Born and raised in he city of Russell, Conley is a member of the Russell High School Class of 1976. His dad was a railroad worker. He studied political science and history at the University of Kentucky before switching his degree to business and economics. Conley worked at Armco Steel to pay his own way through college.
“Had it not been for Armco Steel I would not have a college education,” he said, recalling five consecutive summers on the job there and later adding his candidacy is supported by the local United Steel Workers.
“I did every dirty job you can imagine … grease pits and under rollers. I was under every roller. Using a shovel, a jackhammer or a broom. They got their money’s worth out of me for sure. I worked hard because I wanted to get hired back the next summer!”
Conley shook his head and recalled “it got tougher” when his steel mill job came to an end and he went to work at jobs including Kennedy Book Store, “painting horse fences” and even working as a Little League umpire to pick up a few extra dollars.
He also worked his way through Salmon P. Chase Law School at Northern Kentucky University, where he graduated in 1984 before passing his Bar exam on the first attempt.
He worked for an Ashland law firm for about four years before accepting a position with Addington Mining Resources.
Conley first became a judge when a local circuit judge retired and he was appointed to the bench by former Governor Brereton Jones, and he was later elected to the seat.
Conley said there are stark contrasts between himself and his opponent, Chris Harris.
“Most importantly I am the only candidate with judicial experience. I’ve been a trial judge for 25 years in District 12, and circuit court for 14 years as of next month,” Conley said.
As a Kentucky Supreme Court Justice, Conley said his priority would be “to protect our constitution. My opponent has demonstrated his lack of interest in doing that, based on his voting record as a Representative.”
The Kentucky Supreme Court’s 7th District is made up of 22 counties – making it difficult to conduct a campaign, Conley said.
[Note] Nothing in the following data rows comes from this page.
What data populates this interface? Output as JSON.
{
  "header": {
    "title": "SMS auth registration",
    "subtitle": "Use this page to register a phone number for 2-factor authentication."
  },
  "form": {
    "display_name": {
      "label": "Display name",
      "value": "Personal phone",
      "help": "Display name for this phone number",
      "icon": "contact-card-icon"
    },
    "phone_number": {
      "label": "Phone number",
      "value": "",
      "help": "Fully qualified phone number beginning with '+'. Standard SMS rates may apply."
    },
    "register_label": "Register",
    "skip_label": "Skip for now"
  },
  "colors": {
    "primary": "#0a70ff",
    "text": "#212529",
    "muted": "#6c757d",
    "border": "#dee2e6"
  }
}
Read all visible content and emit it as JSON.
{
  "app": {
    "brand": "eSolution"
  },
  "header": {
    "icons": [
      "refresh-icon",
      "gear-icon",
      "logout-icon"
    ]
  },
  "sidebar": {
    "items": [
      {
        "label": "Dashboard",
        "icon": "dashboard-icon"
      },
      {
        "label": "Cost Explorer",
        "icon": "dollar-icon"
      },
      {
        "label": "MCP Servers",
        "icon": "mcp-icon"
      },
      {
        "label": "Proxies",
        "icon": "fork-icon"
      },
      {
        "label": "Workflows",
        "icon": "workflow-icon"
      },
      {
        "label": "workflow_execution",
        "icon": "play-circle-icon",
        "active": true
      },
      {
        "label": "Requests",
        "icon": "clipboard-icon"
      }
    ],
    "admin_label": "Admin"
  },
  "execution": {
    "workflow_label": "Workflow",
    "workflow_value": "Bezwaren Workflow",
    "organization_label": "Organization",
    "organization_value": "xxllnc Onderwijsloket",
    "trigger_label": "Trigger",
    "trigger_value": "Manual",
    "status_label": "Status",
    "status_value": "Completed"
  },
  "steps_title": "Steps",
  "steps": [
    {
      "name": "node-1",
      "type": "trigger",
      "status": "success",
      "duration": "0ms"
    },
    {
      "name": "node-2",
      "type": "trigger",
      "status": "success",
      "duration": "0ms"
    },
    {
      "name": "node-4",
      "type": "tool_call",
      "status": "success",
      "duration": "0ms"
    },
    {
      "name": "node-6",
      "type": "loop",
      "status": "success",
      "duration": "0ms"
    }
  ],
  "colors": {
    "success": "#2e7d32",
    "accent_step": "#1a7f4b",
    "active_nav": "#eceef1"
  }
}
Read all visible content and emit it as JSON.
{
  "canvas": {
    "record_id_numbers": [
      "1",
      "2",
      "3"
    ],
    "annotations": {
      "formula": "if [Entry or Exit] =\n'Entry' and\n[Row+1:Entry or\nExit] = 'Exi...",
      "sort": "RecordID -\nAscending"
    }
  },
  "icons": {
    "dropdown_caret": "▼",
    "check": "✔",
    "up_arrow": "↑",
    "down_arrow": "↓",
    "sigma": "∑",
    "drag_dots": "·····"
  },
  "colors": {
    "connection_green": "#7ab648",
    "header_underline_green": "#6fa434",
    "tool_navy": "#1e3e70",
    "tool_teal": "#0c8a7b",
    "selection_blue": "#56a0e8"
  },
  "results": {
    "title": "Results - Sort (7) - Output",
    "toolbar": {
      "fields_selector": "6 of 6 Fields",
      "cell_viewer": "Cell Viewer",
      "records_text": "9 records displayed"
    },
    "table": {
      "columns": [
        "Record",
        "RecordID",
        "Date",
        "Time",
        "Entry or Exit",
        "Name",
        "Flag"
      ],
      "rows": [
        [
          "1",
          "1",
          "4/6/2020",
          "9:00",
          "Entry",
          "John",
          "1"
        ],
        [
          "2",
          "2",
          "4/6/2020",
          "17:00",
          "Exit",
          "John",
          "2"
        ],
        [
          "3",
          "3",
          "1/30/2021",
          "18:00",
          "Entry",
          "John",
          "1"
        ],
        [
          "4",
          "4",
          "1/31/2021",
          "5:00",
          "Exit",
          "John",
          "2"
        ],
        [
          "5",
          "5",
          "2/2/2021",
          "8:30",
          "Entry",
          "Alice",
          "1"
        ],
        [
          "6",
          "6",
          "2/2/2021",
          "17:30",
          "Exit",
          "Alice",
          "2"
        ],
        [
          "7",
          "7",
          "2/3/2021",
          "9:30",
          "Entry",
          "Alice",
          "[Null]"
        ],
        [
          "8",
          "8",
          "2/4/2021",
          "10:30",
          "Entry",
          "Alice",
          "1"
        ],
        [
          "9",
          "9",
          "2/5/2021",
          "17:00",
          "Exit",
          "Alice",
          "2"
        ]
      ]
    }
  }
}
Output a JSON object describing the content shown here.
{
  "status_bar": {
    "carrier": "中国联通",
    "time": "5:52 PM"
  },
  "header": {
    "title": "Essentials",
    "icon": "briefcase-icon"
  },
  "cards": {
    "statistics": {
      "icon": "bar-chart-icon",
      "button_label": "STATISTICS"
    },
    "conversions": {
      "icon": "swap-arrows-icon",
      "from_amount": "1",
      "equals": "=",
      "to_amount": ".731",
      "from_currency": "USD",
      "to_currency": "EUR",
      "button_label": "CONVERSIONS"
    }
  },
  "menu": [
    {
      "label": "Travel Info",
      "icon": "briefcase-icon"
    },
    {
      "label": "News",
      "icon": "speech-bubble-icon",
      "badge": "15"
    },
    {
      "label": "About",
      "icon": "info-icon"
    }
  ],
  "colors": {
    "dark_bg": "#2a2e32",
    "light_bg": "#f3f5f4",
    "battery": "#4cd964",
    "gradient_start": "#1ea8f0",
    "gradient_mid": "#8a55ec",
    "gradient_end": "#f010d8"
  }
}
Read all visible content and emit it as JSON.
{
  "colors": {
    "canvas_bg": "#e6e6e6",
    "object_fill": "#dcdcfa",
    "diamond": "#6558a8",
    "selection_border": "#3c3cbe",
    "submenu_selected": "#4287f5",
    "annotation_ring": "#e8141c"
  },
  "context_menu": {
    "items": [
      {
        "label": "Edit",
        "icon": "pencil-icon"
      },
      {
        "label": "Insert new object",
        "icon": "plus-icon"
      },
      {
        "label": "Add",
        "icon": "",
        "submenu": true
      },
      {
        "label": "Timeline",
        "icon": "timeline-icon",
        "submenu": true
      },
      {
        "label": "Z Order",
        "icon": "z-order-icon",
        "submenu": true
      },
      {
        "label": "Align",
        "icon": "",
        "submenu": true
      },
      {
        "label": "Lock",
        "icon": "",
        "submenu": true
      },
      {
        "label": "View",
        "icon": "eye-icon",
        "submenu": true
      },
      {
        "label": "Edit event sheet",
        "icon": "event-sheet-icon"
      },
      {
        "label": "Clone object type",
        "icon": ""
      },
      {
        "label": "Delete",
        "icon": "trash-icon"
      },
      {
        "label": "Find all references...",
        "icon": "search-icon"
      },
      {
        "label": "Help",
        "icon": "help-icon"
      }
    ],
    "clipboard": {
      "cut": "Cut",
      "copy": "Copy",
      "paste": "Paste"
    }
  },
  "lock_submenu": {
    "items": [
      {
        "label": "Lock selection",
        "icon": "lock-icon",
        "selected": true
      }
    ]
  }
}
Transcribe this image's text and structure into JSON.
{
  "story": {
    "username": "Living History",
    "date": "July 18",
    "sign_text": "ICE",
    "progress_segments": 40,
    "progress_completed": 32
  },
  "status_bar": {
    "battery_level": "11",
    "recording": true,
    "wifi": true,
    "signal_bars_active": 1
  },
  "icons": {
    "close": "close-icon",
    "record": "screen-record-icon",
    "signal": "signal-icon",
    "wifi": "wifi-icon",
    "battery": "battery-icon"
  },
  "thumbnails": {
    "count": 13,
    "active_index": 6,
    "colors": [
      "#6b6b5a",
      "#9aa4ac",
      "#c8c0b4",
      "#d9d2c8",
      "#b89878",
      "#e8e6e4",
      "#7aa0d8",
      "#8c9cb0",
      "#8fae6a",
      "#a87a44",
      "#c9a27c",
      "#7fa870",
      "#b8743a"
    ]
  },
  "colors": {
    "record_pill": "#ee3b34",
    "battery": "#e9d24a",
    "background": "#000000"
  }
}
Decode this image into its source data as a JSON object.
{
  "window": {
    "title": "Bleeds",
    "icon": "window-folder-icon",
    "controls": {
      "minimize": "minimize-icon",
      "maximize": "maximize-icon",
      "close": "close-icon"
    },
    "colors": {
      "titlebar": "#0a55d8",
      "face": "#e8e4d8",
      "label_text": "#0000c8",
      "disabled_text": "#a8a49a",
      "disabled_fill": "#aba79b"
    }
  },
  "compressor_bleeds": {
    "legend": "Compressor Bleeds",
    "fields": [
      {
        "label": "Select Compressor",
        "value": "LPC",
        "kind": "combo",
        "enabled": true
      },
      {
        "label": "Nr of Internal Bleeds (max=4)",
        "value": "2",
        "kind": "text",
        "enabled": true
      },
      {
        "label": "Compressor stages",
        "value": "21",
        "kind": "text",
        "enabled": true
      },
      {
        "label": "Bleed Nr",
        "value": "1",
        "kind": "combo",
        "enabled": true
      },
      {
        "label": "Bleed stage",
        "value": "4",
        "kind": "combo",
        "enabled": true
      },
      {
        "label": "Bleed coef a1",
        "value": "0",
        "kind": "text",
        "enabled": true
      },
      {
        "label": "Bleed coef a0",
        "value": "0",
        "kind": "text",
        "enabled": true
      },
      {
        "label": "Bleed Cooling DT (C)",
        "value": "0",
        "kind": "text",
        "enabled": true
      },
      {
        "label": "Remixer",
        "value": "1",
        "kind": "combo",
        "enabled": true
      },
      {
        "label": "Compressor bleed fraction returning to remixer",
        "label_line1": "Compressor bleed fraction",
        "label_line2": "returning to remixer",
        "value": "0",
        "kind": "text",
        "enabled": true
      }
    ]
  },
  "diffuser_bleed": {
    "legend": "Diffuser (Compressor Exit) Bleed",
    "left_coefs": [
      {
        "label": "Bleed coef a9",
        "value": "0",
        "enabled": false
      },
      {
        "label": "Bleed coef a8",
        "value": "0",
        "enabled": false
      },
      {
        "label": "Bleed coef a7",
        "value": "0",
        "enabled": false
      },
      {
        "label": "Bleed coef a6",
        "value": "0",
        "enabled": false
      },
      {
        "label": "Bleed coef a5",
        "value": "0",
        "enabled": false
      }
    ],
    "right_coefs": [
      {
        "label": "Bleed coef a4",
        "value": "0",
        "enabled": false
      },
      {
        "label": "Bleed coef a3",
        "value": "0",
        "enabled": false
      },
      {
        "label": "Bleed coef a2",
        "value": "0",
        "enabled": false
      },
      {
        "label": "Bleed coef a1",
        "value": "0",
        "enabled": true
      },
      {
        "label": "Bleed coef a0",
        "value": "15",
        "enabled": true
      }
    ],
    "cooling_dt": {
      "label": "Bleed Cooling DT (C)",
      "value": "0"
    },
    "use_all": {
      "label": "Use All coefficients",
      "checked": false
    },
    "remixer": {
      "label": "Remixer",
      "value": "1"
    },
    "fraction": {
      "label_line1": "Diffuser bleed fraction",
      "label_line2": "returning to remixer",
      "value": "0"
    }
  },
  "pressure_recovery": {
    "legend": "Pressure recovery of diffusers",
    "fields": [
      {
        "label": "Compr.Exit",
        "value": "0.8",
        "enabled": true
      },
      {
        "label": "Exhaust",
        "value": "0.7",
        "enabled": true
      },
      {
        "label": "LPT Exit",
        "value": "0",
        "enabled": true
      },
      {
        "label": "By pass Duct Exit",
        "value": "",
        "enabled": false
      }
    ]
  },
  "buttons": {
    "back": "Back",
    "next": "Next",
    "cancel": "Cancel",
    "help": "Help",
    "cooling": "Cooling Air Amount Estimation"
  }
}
“They stretch from the bottom of the state to the top. You can’t just hop in a car and drive through … there’s a lot of two-lane roads over mountains,” he said with a smile. “And, in a pandemic it’s even crazier.”
Conley said people he’s talked to have their own clear priorities.
“Regardless of politics, they believe in God, God and guns, and God and law and order – and they want somebody that’s going to protect their values. I am the person to do that.”
“My opponent’s voting record shows the opposite. I am supported by the NRA and he’s not. He got an F due to his opposition to assault rifles. Guns – check one for me.”
“And, he’s saying he’s ‘Right To Life”. He’s not. I have the Right To Life endorsement … He did not vote to protect the unborn. Check two for me.”
“And, law and order. The sheriffs in my two counties and all law enforcement officers know I support them. I try to be fair. I try to be fair to everybody and they know that. The Kentucky State Police captains support me. He (Harris) voted against the Blue Lives Matter bill. Check three.”
“Plus, I have the judicial experience he does not have. He does not have any idea of what it’s like to be a judge.”
Conley said he is also aware of a “hush campaign” by his opponent aimed at turning educators against him.
“My late wife was a public school teacher. She taught 32 years … science. She lived and breathed her school. There’s no way I’d be against teachers. Teachers run in my family,” he said citing his brother and sister-in-law amongst his family’s education professionals.
Conley and his wife were married for 28 years and they have an adult son and daughter. When he isn’t working, Conley said he likes to “hike and bike” at the Lake Vesuvius Loop Trail, paddle his kayak and ride his motorcycle, a Yamaha Roadstar.